Marital counselling is more about helping you to help yourself. What do I really want? What can I live with. What can't I live with? How can I communicate more effectively? How can we repair the damage after a conflict?
But like I say, it takes forever. Each hour costs a lot of money, and each hour just focuses on one narrow issue.
There are a couple of things that don't require as much money, that are immensely helpful, but still require time and focus...
The Seven Principles for Making Marriage Work by Gottman. You would both need to read it. The local library surely has a copy. The third chapter is focused solely on talking about the importance of being more "yes, and..."
I suggest you read this before you decide if marital counselling would work for you... https://couplesinstitutecounseling.com/how-to-get-the-most-from-your-couples-therapy/ and while I am not sure, I suspect there are many alternatives to paying for one on two recurring marital counselling such as teaching clinics, faith based counseling, group based counseling, self guided tools like gottman.com.
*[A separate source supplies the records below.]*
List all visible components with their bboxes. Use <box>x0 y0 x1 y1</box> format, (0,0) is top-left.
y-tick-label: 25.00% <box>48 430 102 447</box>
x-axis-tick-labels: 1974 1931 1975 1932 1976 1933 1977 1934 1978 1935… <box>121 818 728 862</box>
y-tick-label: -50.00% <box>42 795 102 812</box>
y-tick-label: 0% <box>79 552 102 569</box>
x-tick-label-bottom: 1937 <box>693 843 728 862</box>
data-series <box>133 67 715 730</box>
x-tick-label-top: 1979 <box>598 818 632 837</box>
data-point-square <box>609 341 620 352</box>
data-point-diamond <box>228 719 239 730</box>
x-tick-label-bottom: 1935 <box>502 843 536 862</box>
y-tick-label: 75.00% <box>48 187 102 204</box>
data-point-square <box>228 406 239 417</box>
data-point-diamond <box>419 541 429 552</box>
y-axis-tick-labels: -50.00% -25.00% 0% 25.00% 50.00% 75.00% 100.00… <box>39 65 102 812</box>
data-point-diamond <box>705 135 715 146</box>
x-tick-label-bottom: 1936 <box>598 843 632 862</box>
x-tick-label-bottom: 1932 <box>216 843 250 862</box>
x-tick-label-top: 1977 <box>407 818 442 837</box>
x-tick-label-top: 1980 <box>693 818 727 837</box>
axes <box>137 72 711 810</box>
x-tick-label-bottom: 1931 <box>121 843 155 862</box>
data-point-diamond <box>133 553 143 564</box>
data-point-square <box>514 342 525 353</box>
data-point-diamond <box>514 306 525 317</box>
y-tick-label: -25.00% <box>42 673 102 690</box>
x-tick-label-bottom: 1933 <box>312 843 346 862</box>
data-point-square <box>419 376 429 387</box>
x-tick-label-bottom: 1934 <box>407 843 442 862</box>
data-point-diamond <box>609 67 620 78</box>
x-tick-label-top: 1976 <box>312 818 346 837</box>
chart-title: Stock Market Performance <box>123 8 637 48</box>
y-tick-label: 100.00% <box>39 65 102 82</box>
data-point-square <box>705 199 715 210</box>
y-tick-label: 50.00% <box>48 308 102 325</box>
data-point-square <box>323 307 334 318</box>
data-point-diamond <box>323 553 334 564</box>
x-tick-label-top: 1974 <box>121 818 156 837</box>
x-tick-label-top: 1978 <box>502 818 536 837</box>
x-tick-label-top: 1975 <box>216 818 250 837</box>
I use LLM's in addition to therapy. There is no substitute for marital counselling. But it helps me think more clearly about what I really want and then communicate more effectively. I use a Tor Browser, with a throwaway email with a throwaway LLM account. I set it to not share any conversations. I know nothing is truly anonymous on the internet. I am still taking the risk, as to me, the benefit outweighs the cost.
Both you and I are particularly challenged. I can't communicate without inducing shame induced rage. You can't communicate without inducing shame induced depression. Yet if you look closely at the link above, it will hopefully help you understand that not communicating is not an option. There are tools that will help. What do you aspire to be? What does your wife aspire to be? How can you help each other get there?
FYI: I am using an old, now throwaway account.